Tuesday, May 14, 2013

W is for Write



So in April, I participated in the A-Z Blog Challenge. It was an absolute flurry of blog crazy. I was worried at the outset that I wouldn't make it; given that it's only been in 2013 that I've managed to get the discipline of blogging every Tuesday, and also that April for me means end-of-term grading plus hunting for summer internships and jobs.  Well, actually that last stuff turned out to be the first week of May, which is why this post is going up on the Tuesday after I intended it to! But I'm pleased to say I turned in my grades Monday morning at 2:30 AM, ahead of the 8AM deadline, and that I also got an email offering me a great summer internship. So, yay! One week blog break...worth it. 
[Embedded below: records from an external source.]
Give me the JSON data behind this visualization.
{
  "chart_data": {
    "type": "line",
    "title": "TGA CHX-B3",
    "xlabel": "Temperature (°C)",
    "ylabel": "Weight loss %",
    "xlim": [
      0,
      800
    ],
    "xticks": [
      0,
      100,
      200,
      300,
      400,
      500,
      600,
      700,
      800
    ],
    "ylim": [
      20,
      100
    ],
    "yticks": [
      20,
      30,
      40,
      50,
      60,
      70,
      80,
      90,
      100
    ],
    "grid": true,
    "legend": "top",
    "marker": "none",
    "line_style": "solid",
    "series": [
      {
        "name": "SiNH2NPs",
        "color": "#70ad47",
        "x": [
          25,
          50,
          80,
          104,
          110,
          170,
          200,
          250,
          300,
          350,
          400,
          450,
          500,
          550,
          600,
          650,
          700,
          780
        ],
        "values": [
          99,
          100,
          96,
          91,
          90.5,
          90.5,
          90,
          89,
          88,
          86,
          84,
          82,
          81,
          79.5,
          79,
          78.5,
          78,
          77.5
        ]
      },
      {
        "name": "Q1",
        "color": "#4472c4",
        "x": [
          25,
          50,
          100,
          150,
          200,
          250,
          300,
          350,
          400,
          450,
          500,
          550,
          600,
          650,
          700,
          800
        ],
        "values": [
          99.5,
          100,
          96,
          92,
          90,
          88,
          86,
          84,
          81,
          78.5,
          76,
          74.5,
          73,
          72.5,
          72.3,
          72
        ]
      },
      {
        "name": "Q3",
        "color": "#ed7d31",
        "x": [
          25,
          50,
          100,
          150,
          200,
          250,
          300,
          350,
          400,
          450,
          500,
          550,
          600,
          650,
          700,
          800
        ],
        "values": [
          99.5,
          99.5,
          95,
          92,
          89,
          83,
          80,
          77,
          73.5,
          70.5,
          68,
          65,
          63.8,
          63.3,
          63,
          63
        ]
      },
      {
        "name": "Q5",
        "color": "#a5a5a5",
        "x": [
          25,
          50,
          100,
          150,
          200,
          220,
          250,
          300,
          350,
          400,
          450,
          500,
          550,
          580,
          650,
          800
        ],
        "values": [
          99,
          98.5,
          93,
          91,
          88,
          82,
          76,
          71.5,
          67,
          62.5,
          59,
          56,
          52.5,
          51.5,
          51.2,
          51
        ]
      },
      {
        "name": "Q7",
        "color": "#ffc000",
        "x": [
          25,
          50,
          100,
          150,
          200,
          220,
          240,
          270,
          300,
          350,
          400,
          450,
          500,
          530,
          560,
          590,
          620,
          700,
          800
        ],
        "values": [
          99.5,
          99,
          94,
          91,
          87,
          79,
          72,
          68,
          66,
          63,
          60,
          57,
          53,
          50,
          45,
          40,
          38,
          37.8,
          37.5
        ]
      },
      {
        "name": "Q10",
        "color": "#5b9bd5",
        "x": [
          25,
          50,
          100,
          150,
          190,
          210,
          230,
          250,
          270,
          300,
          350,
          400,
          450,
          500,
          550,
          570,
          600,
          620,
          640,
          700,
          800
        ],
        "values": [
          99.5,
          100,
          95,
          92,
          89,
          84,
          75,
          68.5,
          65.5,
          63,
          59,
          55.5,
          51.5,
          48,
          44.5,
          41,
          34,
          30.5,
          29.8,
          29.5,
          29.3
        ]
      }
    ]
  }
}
But despite all my busy, I did the A-Z, and I'm glad.

I was going to make a reflection about all the great lessons I learned from doing it—and there were many!—but really, there was only one main one I found myself coming back to, again and again and again and that was this:

It's not hard.

Sometimes I despair when I see people who are blogging day in and day out, at the fresh, breezy tone of their posts, and the way it seems to be effortless. In the past, I've felt like I needed to have Something To Say™ before I blogged. And I needed to think about how it sounded. And compare it. And worry about whether it was too long. Or too short. Or too unprofessional. Or too crazy-seeming.

A-Z forced me out of that. I had some things I was excited to talk about (cool things you can do to "hack" your writing experience), and a goal of talking about them every day, and the next thing I knew, I was blogging. Every day. In a breezy tone. Effortlessly. It wasn't hard. When I showed up, the words did, too.

So for that reason, A-Z was amazing. It reminded me of a very important thing, which has lately been getting lost in the world of twitter, and blogging, and social media, and revisions. The lesson that,  that to write, you simply...

...write.

And that's a reminder that we could all use from time to time.


Thursday, May 02, 2013

Voiceless..but Friendly

So a year ago, I tried really hard to get into a contest called The Writer's Voice, hosted by Brenda Drake, Krista Van Dolzer, Moni BW, and Cupid's Literary connection.

The widget hated my guts, and both times I failed to make it into the hopper.

But that was also post- me knowing that ISAAC IN THE MIDDLE needed some major work.

So this year, I found out with about two weeks' notice that TWV was going to happen again.

When I'm sitting here with a novel that is barely underway on its rewrite.

Now, the rewrite is pretty stellar, if I do say so myself. And I'm excited for it, and excited for how it speeds up all the necessary stuff, and excited for what the results may be when it's finished. (And I'll be excited when it's finished to send it off again!)

I'm no saint. It definitely occurred to me that given the structure of TWV, I could enter, put up my query and first 250, and frantically finish the rewrite over the next 23 days. The bones of the book are there, and it could be done.

But in the end, I decided it'd be foolish.

So instead, I'm sitting on the sideline, cheering. I've commented on what feels like  bazillion queries this morning (but what is probably only a dozen or so). The great thing about contests is that it's how you make friends, and I think (hope?) I can do that even if my manuscript isn't ready. 

I'm still going to try to have my rewrite done by May 24, though. The deadline is a good thing, and May is a great month for an academic...school's out, and summer research hasn't really gotten underway.

Good luck to all the TWV participants. You'll see me bouncing around the hashtag and commenting on your blogs. Let's be friends!